Para mim, o essencial é democratizar a União Europeia, acabando com os poderes não eleitos nem responsáveis perante os representantes dos eleitores. Isso implica duas coisas: criar um verdadeiro Estado europeu, e construi-lo segundo o modelo federal.

A forma mais óbvia de fazê-lo consistiria em eleger uma Assembleia Constituinte e encarregá-la de redigir um projecto de Constituição Europeia. Os países que a adoptassem passariam a reger-se por ela, os restantes seriam convidados a assinar acordos de associação.

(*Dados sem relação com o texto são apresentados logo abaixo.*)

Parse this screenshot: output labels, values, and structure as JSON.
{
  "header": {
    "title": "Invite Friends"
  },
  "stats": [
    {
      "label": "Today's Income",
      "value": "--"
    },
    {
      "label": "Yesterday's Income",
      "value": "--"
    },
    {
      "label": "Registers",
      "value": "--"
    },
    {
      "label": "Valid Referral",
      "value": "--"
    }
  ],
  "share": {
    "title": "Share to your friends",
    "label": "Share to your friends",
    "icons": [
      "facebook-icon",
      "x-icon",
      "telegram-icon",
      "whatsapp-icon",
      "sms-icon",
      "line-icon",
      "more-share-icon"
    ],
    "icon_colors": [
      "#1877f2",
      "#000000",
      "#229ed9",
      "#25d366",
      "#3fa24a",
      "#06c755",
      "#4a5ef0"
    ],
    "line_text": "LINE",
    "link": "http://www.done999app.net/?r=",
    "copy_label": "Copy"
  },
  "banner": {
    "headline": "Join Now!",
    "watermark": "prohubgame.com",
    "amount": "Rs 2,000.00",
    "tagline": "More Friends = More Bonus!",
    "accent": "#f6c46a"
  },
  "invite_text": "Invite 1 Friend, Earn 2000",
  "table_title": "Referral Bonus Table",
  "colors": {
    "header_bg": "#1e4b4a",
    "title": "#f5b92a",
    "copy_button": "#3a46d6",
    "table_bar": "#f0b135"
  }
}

Recorde-se que, em 2001, 77% dos europeus declararam-se a favor de uma Constituição Europeia. Sendo assim, por que é que isso não se faz? Fundamentalmente, porque o projecto de uma Europa de cidadãos foi preterido em favor de uma Europa de estados, de modo que as posições em confronto não são as dos partidos, mas as dos países. A França acha isto e o Reino Unido acha aquilo, mas o Partido Socialista e o Partido Popular Europeu não acham nada.

Estamos muito longe - talvez cada mais longe - da Constituição Europeia e da Europa federal, porque não há literalmente nenhuma movimentação política de relevo orientada para esse propósito. De nada vale um objectivo sem uma estratégia para lá chegar.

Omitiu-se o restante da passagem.